Thursday, August 8, 2013

Kirsten Powers On Abortion, Wendy Davis & Crazy Nancy

Kirsten Powers is that rare left of center journalist with intellectual honesty. Her latest topic, the ignorance of Democratic women generally in their defense of abortion laws. And in particular, Ms. Powers focuses on two of the most ignorant, Wendy Davis and Crazy Nancy. This from Ms. Powers in the Daily Beast:

The Democratic star du jour was asked this week to explain the difference between the late-term abortions she fought to keep legal in Texas and the illegal killings by Philadelphia abortion doctor Kermit Gosnell. “I don’t know what happened in the Gosnell case,” she told the Weekly Standard’s John McCormack, who cornered her after her National Press Club speech on Monday.

This is incredible. After all, Davis is the state senator who held an 11-hour filibuster to fight legislation drafted in response to the abuses at Gosnell’s clinic. A passing knowledge of the case seems like basic due diligence.

She went on: “But I do know that [Gosnell] happened in an ambulatory surgical center. And in Texas changing our clinics to that standard obviously isn’t going to make a difference.” It takes real skill to pack so many falsehoods into so few words. . . .

At one point in his interview, McCormack asked Davis what she made of the fact a majority of women support late-term abortion bans. Davis told him, “I…think that a lot of people don’t really understand the landscape of what’s happening in that arena today and what an incredibly small percentage of procedures take place there.”

Actually, the people who “don’t really understand” the issue are the Democratic ladies crusading against laws the majority of the country supports.

Despite frequently mocking anti-abortion activists as anti-science know-nothings, abortion rights absolutists are the ones who play fast and loose with the facts of abortion. Because they are so rarely asked to defend their positions, Davis and her ilk apparently don’t feel the need to be informed. Follow-up questions to their strange and often empirically false statements are almost nonexistent, while offensive or misinformed comments from GOP back benchers are greeted with full-scale media hysteria.

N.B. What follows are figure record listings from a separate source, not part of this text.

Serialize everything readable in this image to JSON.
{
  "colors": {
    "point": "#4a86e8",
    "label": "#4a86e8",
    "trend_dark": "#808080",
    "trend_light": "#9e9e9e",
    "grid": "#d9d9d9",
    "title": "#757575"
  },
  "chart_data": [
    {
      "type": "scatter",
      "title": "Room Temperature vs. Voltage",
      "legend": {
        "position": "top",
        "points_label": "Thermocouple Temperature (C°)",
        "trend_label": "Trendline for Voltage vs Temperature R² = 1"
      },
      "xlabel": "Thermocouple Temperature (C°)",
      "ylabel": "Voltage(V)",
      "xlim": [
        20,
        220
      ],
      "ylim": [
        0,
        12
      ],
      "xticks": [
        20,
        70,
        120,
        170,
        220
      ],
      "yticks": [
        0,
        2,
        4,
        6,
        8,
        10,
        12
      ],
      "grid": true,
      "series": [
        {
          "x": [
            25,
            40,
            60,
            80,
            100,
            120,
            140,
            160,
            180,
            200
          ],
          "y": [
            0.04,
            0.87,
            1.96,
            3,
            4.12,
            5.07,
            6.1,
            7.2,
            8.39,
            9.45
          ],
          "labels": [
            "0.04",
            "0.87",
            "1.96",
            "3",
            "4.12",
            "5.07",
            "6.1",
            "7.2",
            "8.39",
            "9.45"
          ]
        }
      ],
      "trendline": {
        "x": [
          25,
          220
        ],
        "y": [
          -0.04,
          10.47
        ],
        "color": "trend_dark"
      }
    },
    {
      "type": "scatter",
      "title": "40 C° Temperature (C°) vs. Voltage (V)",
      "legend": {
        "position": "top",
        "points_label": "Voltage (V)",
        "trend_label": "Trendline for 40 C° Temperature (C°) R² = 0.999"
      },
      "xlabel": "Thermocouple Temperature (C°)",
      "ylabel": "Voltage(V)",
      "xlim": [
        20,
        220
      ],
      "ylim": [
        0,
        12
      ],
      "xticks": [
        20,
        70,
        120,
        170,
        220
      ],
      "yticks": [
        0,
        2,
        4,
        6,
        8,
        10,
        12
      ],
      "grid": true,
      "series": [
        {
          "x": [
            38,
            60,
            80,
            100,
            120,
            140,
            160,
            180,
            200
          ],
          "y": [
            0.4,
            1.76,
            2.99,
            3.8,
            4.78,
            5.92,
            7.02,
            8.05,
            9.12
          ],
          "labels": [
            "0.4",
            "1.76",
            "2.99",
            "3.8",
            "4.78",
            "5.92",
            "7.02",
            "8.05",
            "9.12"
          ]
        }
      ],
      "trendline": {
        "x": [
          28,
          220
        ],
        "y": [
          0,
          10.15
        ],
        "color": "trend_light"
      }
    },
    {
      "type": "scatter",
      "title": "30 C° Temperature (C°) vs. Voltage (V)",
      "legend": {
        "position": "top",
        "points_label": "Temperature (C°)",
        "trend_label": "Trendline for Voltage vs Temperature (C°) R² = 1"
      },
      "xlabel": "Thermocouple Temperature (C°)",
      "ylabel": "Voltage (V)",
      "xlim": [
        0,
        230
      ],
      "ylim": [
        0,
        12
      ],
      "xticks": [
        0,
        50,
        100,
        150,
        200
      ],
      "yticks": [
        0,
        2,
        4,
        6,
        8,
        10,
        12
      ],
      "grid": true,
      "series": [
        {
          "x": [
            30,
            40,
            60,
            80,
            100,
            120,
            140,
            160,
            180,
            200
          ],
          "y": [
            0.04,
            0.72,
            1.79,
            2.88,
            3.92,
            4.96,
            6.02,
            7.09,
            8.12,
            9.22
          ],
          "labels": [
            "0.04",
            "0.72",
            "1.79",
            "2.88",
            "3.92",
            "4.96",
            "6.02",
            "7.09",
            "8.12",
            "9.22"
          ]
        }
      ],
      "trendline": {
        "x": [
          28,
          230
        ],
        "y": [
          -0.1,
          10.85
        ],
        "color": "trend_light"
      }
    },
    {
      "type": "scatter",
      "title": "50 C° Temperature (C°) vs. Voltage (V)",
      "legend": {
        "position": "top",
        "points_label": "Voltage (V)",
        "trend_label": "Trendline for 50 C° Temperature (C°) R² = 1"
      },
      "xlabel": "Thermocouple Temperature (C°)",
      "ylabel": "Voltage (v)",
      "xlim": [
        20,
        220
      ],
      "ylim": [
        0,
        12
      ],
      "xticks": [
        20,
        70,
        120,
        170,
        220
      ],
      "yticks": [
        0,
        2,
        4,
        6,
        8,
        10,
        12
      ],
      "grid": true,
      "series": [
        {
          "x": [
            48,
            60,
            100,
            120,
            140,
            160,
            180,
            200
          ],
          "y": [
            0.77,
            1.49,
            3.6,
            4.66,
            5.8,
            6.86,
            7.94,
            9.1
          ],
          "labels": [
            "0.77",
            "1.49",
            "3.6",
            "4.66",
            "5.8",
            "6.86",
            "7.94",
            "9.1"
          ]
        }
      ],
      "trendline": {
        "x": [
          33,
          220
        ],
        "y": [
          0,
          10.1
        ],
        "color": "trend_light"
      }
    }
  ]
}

John McCormack has been the dogged fly in the ointment here. On a noble quest to get a response to an eminently reasonable question, he has yet to get a straight answer. In June, House Democratic Leader Nancy Pelosi convened a press conference to condemn a bill banning abortions after 20 weeks. McCormack asked her essentially the same question he asked Davis: “What is the moral difference between what Dr. Gosnell did to a baby born alive at 23 weeks and aborting her moments before birth? Pelosi answered, “You’re probably enjoying that question a lot, I can see you savoring it.” This insulting nonsense inexplicably elicited laughter from some of the assembled reporters.

Pelosi then told an outright lie: “[The 20-week ban] would make it a federal law that there would be no abortion in our country.” No reporter questioned this absurdity, even though they’ve heard pro-abortion rights leaders assert a thousand times that “only” 1.5 percent of abortions occur after 20 weeks. (For those who care, that’s “only” 18,000 late-term abortions each year.)

Pelosi then expressed outrage at the line of questioning, raised the fact she had five children in six years, and snapped, “As a practicing and respectful Catholic, this is sacred ground to me when we talk about this.” When you are pulling the Catholic card to defend your support of unrestricted late-term abortion, you’ve officially gone off the rails. . . .

Well, in all fairness, Pelosi has been certifiably insane for years. She is, I am convinced, incapable of intellectual honesty. There are many on the far left who seem likewise, with Debbie Wasserman Schultz being the most odious.

At any rate, my hats off to Ms. Powers for her intellectual honesty and holding both Democrats and the media to account on the abortion issue.

For the record, here are my positions on abortion.

Abortion is immoral at any point. However, if asked to vote on the issue, I would vote to allow that women still have safe access to abortions during the time frame when there is no question that a fetus is not viable outside the womb.

Making abortion a Constitutional right was one of the biggest mistakes the Supreme Court has ever made. It has utterly poisoned our national politics for decades. There was no basis whatsoever in the Constitution for the decision. I fully agree with the conservatives on the Supreme Court and its most liberal justice, Justice Ginsburg, that abortion is a question outside the Constitution and, thus, should have been left to states and localities.

Lastly, there is no question that once a fetus has any chance at being viable outside the womb, killing that fetus inside the womb or out is murder. It is murder both by the mother and physician involved, and should be treated as such at law.